The group of experts agreed that the inequity in pandemic cases and in vaccine distribution are outcomes of historical trauma that ethnic groups have suffered over the years. The distrust of the medical system is another reason for the low numbers of vaccinations.

“We need to have open conversations, town halls that are non judgmental and culturally sensitive, to address the mistrust.” said Dr. Daniel Turner-Lloveras, of the Latino Coalition Against COVID-19.
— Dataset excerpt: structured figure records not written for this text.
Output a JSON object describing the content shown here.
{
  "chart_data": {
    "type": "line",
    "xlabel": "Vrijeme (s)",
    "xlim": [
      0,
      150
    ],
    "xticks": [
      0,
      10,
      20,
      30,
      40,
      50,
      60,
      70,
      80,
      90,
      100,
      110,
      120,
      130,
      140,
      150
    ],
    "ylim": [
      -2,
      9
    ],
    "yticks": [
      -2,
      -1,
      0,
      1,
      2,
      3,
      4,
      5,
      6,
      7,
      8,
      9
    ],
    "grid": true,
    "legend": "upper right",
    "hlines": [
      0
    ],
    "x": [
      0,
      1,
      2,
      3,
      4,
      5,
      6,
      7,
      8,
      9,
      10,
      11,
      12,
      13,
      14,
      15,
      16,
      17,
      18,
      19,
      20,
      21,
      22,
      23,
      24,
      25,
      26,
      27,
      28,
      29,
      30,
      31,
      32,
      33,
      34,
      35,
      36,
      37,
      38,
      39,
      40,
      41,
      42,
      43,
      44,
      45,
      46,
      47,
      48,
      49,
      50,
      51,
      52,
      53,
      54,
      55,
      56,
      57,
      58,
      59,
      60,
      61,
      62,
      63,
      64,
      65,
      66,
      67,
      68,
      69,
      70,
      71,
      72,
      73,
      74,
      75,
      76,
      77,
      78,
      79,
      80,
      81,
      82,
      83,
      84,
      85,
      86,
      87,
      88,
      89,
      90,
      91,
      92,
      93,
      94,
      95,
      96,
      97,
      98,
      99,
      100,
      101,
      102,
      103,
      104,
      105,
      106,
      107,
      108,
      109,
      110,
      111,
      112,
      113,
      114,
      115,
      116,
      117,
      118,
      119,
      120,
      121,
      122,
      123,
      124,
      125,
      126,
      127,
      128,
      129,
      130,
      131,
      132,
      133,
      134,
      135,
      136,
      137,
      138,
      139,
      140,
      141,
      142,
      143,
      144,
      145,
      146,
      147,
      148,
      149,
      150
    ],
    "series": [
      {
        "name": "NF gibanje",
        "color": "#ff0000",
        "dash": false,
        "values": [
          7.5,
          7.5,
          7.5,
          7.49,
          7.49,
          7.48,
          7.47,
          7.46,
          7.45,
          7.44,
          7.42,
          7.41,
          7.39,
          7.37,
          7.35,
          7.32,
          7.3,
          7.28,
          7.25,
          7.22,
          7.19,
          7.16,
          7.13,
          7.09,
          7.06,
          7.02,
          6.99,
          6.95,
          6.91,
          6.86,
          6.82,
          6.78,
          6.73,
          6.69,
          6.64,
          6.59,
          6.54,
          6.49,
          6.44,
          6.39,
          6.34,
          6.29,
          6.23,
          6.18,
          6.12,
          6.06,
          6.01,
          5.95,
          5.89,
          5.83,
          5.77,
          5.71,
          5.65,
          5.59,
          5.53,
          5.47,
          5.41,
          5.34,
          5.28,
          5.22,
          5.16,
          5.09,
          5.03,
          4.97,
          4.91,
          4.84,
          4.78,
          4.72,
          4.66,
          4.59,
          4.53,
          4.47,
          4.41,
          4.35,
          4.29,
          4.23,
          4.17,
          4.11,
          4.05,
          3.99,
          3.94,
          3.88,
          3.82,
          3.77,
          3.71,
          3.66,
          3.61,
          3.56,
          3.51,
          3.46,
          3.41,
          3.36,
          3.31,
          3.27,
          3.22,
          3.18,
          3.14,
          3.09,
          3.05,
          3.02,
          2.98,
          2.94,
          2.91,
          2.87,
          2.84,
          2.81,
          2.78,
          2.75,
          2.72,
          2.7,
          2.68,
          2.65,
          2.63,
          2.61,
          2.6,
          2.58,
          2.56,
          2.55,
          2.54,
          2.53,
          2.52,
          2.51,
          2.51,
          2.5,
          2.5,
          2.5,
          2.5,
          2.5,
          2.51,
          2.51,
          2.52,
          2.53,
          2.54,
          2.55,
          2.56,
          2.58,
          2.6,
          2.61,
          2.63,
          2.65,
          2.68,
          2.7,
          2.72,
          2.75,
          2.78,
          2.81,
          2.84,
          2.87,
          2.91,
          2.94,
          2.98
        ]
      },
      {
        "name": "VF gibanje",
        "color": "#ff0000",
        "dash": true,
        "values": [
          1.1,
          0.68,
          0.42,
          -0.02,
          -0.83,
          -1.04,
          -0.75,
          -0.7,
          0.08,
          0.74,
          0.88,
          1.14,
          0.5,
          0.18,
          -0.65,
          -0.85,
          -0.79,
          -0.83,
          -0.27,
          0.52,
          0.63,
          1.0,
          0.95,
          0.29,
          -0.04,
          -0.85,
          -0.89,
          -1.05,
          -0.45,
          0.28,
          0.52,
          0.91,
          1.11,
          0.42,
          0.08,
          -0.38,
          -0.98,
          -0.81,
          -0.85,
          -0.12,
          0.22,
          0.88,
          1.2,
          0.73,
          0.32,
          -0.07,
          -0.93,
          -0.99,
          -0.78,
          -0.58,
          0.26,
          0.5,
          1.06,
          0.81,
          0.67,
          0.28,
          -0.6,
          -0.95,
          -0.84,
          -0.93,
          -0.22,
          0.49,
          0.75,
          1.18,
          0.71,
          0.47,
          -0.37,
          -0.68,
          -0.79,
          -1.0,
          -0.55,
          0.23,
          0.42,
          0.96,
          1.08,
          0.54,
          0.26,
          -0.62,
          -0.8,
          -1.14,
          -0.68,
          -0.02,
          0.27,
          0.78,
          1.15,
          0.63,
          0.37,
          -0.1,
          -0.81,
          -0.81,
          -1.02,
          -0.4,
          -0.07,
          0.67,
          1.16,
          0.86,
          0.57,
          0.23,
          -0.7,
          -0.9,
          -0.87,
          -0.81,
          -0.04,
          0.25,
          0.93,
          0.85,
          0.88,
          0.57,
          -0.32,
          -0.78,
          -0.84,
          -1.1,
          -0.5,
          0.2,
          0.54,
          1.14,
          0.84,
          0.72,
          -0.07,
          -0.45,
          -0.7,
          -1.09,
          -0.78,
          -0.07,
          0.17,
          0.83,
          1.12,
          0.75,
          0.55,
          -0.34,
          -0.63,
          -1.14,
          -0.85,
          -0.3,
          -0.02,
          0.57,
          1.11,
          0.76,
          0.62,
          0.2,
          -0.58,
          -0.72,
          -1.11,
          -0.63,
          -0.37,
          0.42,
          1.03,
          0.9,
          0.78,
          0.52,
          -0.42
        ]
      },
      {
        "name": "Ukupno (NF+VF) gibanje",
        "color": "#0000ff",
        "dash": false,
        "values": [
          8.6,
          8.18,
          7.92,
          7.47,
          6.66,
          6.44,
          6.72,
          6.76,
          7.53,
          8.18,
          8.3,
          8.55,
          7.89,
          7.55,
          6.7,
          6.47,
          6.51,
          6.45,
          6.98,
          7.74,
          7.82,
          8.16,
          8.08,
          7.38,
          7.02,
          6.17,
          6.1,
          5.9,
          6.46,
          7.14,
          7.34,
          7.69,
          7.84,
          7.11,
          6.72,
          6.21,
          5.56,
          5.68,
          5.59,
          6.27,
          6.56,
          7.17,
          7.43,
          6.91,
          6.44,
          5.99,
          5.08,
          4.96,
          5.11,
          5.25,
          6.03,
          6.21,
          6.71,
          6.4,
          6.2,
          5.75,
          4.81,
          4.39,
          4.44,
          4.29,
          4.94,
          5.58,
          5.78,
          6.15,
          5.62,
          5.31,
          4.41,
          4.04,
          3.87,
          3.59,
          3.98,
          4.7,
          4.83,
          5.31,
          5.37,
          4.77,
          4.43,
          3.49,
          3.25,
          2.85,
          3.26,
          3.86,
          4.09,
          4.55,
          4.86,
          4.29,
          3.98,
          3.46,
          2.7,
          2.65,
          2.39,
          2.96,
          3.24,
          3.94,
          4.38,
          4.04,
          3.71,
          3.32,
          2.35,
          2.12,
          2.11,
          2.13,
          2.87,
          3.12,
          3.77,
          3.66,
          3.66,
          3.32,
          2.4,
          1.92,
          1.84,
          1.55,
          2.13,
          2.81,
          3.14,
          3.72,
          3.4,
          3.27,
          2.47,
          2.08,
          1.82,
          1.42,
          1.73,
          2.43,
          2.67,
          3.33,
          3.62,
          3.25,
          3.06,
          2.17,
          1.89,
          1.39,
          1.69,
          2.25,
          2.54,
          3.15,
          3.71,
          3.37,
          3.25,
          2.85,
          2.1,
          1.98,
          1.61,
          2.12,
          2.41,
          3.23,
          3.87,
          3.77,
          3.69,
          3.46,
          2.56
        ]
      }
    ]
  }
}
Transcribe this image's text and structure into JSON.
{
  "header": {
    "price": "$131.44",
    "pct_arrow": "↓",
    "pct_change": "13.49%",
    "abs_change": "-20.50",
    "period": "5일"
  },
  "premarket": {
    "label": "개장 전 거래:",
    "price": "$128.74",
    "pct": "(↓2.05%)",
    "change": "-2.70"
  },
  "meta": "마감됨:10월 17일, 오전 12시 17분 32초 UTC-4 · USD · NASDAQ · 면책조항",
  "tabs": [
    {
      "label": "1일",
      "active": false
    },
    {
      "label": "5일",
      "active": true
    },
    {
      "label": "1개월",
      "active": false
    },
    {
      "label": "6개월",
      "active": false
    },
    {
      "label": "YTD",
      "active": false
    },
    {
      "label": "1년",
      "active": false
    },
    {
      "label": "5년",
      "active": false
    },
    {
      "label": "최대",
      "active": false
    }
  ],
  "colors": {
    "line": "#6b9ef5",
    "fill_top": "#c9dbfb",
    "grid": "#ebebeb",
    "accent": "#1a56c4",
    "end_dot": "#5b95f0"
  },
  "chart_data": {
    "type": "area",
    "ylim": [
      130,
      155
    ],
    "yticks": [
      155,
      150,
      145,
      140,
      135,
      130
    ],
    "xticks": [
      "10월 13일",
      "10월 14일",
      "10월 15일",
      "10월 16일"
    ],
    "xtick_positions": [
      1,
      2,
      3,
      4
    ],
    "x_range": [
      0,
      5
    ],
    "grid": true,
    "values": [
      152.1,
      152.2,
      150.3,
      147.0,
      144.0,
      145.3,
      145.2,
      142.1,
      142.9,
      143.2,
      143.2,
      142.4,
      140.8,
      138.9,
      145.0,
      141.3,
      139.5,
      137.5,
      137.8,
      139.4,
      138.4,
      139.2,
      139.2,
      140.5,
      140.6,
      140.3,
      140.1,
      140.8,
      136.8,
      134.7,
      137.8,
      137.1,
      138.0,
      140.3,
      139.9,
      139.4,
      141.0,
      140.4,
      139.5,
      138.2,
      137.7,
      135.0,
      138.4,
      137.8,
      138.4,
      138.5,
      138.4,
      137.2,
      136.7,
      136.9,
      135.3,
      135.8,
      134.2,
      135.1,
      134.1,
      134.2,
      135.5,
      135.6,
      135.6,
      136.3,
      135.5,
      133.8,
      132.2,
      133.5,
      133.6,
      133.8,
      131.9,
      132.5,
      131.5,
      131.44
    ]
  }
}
Turner-Lloveras said that community based organizations are receiving funding to give a “warm hand off” and share information on the pandemic with the public.

The group said education should include the facts:

•   The current vaccines do not include the virus in any form.

•   You cannot get the disease by getting the vaccine.

•   Normal side effects show that the body is learning to build immunity

“I’ve seen people cry tears of joy” said EMS briefing participant Dr. Ray Perry, referring to patients who were receiving the vaccine. “This vaccine is not an experiment, we know that it’s safe.

“The reality is that this vaccine went through the same steps as any other vaccine,” Perry added, explaining that the emergency led to more money coming from the government for faster vaccine development.

“And because Covid is so prevalent, it was easier to get volunteers to participate in studies. With Covid, we were able to get the number of people needed and to get it approved faster.”

Perry received his first dose in December and second dose in January. “I feel great,” he said. “Now I feel it’s important that me and other healthcare workers encourage others to get vaccinated. I feel it’s our job to educate.”